Epidermolysis Bullosa is a considered an orphan disease, because there aren’t many people with EB and there isn’t much funding. However, over the past several years, significant progress has been made on the medical front. There are multiple clinical trials available in the US:
- Stem Cell Transplant (aka bone marrow transplant): This is an open-label, single institution, phase II study in patients with epidermolysis bullosa (EB). The underlying hypothesis is that the infusion of bone marrow or umbilical cord blood from a healthy unaffected donor will correct the collagen, laminin, integrin, or plakin deficiency and reduce the skin fragility characteristic of severe forms of EB. A secondary hypothesis is that mesenchymal stem cells from a healthy donor will enhance the safety and efficacy of the allogeneic hematopoietic stem cell transplant as well as serve as a source of renewable cells for the treatment of focal areas of residual blistering.
- A Study of FCX-007 for RDEB: The purpose of this study is to evaluate the safety of FCX-007, evaluate C7 expression and the presence of anchoring fibrils resulting from FCX-007 and to analyze wound healing as a result of FCX-007 administration in subjects with RDEB.
- Gene Transfer for Recessive Dystrophic Epidermolysis Bullosa: Recessive dystrophic epidermolysis bullosa (RDEB) is a severe inherited blistering skin disease caused by absence of a protein known as type VII collagen. Patients with RDEB develop large, severely painful blisters and open wounds from minor trauma to their skin. This trial will create a graft, which the investigators call “LEAES,” of the patient’s own skin that has been genetically engineered in the investigators lab to express this missing protein. The purpose of this study is to achieve proof-of-concept for this general approach to cell-based gene therapy in humans and to set the stage for further therapeutic extension in RDEB. The investigators will basically take a subject’s own cells, correct them in culture, and then transplant the corrected cells back onto them.
- Amicus Therapeutics’ Phase 3 Trial for SD101: The ESSENCE Study is a Phase 3 clinical trial of SD-101, an investigational topical cream being developed by Amicus, together with Scioderm, to treat skin blistering and lesions associated with Epidermylosis Bullosa.
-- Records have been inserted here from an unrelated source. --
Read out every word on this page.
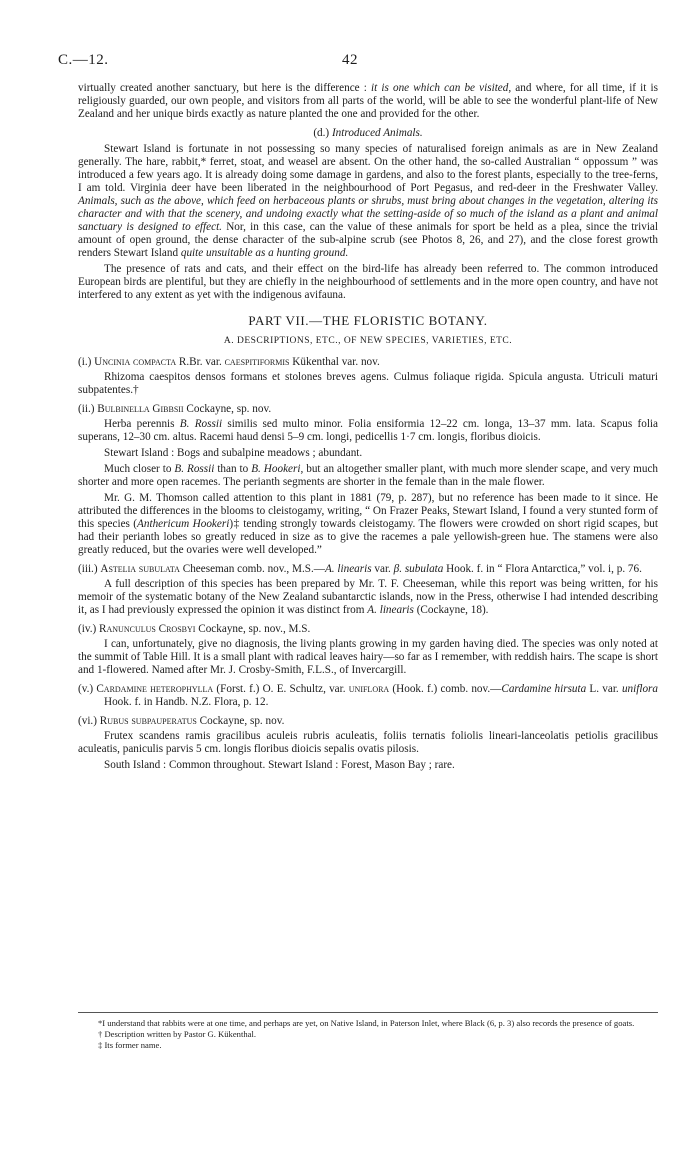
42
C.—12.

virtually created another sanctuary, but here is the difference : it is one which can be visited, and where, for all time, if it is religiously guarded, our own people, and visitors from all parts of the world, will be able to see the wonderful plant-life of New Zealand and her unique birds exactly as nature planted the one and provided for the other.

(d.) Introduced Animals.

Stewart Island is fortunate in not possessing so many species of naturalised foreign animals as are in New Zealand generally. The hare, rabbit,* ferret, stoat, and weasel are absent. On the other hand, the so-called Australian “ oppossum ” was introduced a few years ago. It is already doing some damage in gardens, and also to the forest plants, especially to the tree-ferns, I am told. Virginia deer have been liberated in the neighbourhood of Port Pegasus, and red-deer in the Freshwater Valley. Animals, such as the above, which feed on herbaceous plants or shrubs, must bring about changes in the vegetation, altering its character and with that the scenery, and undoing exactly what the setting-aside of so much of the island as a plant and animal sanctuary is designed to effect. Nor, in this case, can the value of these animals for sport be held as a plea, since the trivial amount of open ground, the dense character of the sub-alpine scrub (see Photos 8, 26, and 27), and the close forest growth renders Stewart Island quite unsuitable as a hunting ground.

The presence of rats and cats, and their effect on the bird-life has already been referred to. The common introduced European birds are plentiful, but they are chiefly in the neighbourhood of settlements and in the more open country, and have not interfered to any extent as yet with the indigenous avifauna.

PART VII.—THE FLORISTIC BOTANY.

A. DESCRIPTIONS, ETC., OF NEW SPECIES, VARIETIES, ETC.

(i.) Uncinia compacta R.Br. var. caespitiformis Kükenthal var. nov.

Rhizoma caespitos densos formans et stolones breves agens. Culmus foliaque rigida. Spicula angusta. Utriculi maturi subpatentes.†

(ii.) Bulbinella Gibbsii Cockayne, sp. nov.

Herba perennis B. Rossii similis sed multo minor. Folia ensiformia 12–22 cm. longa, 13–37 mm. lata. Scapus folia superans, 12–30 cm. altus. Racemi haud densi 5–9 cm. longi, pedicellis 1·7 cm. longis, floribus dioicis.

Stewart Island : Bogs and subalpine meadows ; abundant.

Much closer to B. Rossii than to B. Hookeri, but an altogether smaller plant, with much more slender scape, and very much shorter and more open racemes. The perianth segments are shorter in the female than in the male flower.

Mr. G. M. Thomson called attention to this plant in 1881 (79, p. 287), but no reference has been made to it since. He attributed the differences in the blooms to cleistogamy, writing, “ On Frazer Peaks, Stewart Island, I found a very stunted form of this species (Anthericum Hookeri)‡ tending strongly towards cleistogamy. The flowers were crowded on short rigid scapes, but had their perianth lobes so greatly reduced in size as to give the racemes a pale yellowish-green hue. The stamens were also greatly reduced, but the ovaries were well developed.”

(iii.) Astelia subulata Cheeseman comb. nov., M.S.—A. linearis var. β. subulata Hook. f. in “ Flora Antarctica,” vol. i, p. 76.

A full description of this species has been prepared by Mr. T. F. Cheeseman, while this report was being written, for his memoir of the systematic botany of the New Zealand subantarctic islands, now in the Press, otherwise I had intended describing it, as I had previously expressed the opinion it was distinct from A. linearis (Cockayne, 18).

(iv.) Ranunculus Crosbyi Cockayne, sp. nov., M.S.

I can, unfortunately, give no diagnosis, the living plants growing in my garden having died. The species was only noted at the summit of Table Hill. It is a small plant with radical leaves hairy—so far as I remember, with reddish hairs. The scape is short and 1-flowered. Named after Mr. J. Crosby-Smith, F.L.S., of Invercargill.

(v.) Cardamine heterophylla (Forst. f.) O. E. Schultz, var. uniflora (Hook. f.) comb. nov.—Cardamine hirsuta L. var. uniflora Hook. f. in Handb. N.Z. Flora, p. 12.

(vi.) Rubus subpauperatus Cockayne, sp. nov.

Frutex scandens ramis gracilibus aculeis rubris aculeatis, foliis ternatis foliolis lineari-lanceolatis petiolis gracilibus aculeatis, paniculis parvis 5 cm. longis floribus dioicis sepalis ovatis pilosis.

South Island : Common throughout. Stewart Island : Forest, Mason Bay ; rare.

*I understand that rabbits were at one time, and perhaps are yet, on Native Island, in Paterson Inlet, where Black (6, p. 3) also records the presence of goats.

† Description written by Pastor G. Kükenthal.

‡ Its former name.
- Characteristics of Patients With Dystrophic Epidermolysis Bullosa: Recessive dystrophic epidermolysis bullosa (RDEB) is a disease caused by genetic mutations in the gene for type VII collagen. Patients with RDEB develop large, severely painful blisters and open wounds from minor trauma to their skin. We are screening subjects with RDEB to evaluate characteristics of the subjects and their cells in order to develop new strategies of therapy and determine whether subjects could be candidates for treatment studies.
On a personal note:
We realize that until a cure is found, we will likely need to treat Kiira in multiple ways. Shortly after Kiira was born, a couple of helpful conversations with the parents of participating EB patients and a review of the stem cell transplant process made us seriously consider this as an option for Kiira. It scared us, because Kiira would have to go through a week of chemo and then go through the bone marrow transplant and take on so many risks. She would be hospitalized for at least a month, but some have stayed much longer. A bone marrow transplant is not a cure, but would deliver collagen VII to Kiira’s skin as needed. Some problem areas, which we can already identify are her feet, knees, wrists and hands; may remain problem areas until gene protein therapy is approved for her use. However, the way we look at it is: Kiira will end up with these risks and more just with EB and if there is a chance to give her a better life, why wouldn’t we take it? Our dermatologist told us that the hands and feet may start to fuse around 2 years old and that Kiira wouldn’t need an esophageal dilation until she is about 5 and the earliest skin cancer appearances in EB patients is at about 8 years old. In addition, she would face numerous infections, extensive scarring, nutritional issues, internal damage, physical developmental delay, daily pain and medication and more. While we continue to pray for miraculous healing for Kiira so that she wouldn’t have to go through a BMT or a life with EB, we know we also need to be proactive. We found that Kiira was a candidate for BMT, due to her 2 mutations that result in no collagen VII production, so we pursued (and continue to pursue) any possibility that can give Kiira a better quality of life. On July 1st, 2015, Kiira received her first bone marrow transplant. She did amazingly well with it–just a few minor bumps in the road (read her story in the journal), but unfortunately the transplant did not engraft. Therefore, Kiira is undergoing a second transplant in August 2016. We hope the medical professionals will expand this list of clinical trials to include the cure for EB soon, but in the meantime, we’re doing what we can to try to help our baby girl.